The logic is simple: the Oscar isn’t about metal and gold plate. It’s a ticket to another world. A film that wins the statuette earns exponentially more at the box office. An actor who becomes a laureate sees their price tag skyrocket. A studio with an Oscar on the shelf sells future projects faster and for more money.
By itself, this knight is just a chunk of tin with gold plating. But as a symbol — it’s a key to millions.
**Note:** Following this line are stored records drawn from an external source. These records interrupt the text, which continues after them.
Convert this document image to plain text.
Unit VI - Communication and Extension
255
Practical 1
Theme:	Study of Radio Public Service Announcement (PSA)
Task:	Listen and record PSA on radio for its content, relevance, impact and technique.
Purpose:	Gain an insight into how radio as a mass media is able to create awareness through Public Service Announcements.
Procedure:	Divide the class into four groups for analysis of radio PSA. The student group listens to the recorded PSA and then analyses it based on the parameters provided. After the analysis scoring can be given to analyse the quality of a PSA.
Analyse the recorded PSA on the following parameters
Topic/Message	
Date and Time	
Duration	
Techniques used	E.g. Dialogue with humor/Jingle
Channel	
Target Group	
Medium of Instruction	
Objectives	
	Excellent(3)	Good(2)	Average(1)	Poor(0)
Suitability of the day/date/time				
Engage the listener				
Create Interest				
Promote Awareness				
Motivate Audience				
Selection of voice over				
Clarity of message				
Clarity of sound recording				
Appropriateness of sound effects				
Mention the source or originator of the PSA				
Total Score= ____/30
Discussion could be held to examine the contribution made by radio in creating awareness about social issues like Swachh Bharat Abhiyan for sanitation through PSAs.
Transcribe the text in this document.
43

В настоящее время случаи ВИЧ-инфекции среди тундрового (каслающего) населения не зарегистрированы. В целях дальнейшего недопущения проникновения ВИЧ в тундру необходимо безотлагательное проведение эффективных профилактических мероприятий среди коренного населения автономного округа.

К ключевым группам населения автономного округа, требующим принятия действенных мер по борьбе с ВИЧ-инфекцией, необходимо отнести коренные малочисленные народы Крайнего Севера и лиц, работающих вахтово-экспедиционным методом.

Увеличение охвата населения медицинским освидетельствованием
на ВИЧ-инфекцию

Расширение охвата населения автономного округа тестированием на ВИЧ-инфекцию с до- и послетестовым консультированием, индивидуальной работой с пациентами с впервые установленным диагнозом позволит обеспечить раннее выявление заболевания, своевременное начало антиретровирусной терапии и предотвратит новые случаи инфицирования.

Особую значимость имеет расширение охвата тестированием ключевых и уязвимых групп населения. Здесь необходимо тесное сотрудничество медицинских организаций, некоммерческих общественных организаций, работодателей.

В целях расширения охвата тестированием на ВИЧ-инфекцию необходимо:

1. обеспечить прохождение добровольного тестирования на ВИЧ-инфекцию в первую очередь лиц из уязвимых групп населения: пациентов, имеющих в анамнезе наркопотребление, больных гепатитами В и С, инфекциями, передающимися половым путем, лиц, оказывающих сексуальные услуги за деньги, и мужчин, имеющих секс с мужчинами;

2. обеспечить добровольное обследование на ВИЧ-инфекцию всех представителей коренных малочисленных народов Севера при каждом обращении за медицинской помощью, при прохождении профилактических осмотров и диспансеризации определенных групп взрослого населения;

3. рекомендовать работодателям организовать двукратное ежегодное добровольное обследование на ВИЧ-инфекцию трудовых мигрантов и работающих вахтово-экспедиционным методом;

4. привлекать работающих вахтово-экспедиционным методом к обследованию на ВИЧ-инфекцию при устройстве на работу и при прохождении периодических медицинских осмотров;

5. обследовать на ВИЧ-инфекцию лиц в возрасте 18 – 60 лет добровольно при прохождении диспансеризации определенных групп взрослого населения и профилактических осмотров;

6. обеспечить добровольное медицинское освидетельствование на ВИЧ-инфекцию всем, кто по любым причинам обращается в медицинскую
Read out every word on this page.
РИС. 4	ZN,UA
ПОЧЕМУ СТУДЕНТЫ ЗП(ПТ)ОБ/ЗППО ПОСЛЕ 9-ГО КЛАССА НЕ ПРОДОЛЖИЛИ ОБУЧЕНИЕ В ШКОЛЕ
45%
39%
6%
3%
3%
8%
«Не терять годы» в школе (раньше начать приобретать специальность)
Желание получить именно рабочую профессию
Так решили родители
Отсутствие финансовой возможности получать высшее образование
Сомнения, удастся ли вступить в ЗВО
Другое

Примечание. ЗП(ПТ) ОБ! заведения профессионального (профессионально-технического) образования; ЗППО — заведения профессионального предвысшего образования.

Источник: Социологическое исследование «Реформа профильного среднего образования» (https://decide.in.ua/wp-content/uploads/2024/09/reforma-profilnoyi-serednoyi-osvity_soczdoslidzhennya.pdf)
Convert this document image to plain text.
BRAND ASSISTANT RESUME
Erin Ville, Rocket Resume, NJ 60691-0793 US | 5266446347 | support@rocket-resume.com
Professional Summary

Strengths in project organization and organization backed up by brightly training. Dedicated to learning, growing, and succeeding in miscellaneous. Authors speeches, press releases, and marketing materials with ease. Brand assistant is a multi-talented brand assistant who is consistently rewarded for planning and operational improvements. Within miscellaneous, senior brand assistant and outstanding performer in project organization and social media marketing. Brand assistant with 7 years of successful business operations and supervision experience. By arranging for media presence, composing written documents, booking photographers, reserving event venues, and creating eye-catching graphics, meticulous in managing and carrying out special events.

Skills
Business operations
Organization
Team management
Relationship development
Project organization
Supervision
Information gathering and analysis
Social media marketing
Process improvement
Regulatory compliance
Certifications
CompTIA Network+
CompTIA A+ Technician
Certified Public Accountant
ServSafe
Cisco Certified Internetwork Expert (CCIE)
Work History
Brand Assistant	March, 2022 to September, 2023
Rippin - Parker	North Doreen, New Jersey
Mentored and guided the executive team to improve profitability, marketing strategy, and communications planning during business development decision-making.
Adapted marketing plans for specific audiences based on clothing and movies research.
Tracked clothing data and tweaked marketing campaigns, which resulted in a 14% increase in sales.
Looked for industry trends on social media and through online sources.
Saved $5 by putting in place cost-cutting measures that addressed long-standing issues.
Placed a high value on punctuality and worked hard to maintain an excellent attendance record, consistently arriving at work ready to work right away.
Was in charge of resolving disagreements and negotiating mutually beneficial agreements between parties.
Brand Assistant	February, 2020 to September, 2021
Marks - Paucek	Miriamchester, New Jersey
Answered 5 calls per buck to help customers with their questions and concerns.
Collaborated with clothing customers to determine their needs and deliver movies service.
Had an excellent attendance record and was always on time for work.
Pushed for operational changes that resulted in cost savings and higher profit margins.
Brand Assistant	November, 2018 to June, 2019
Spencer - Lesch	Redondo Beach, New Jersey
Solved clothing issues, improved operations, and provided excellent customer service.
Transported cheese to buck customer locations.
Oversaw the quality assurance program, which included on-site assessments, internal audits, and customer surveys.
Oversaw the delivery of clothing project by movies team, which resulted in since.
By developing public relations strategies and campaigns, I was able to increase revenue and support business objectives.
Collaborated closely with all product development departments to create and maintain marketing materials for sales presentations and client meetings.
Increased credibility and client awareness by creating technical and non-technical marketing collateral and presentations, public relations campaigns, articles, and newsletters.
For such a key, people are willing to pay $1.5 million at auction and battle in court for years.
The day after tomorrow, when another lucky soul waves a statuette from the stage, I’ll switch my internal accountant back on. But this time, maybe I’ll just be happy for them. They’ve earned it. Even if their knight costs as much as a vacuum cleaner.
* Note: Currency conversions are approximate and based on exchange rates as of March 13, 2026: 1 USD = 0.8635 EUR / 0.810 GBP / 1.44 CAD. Actual rates may vary. For real-time conversions, use the currency converter.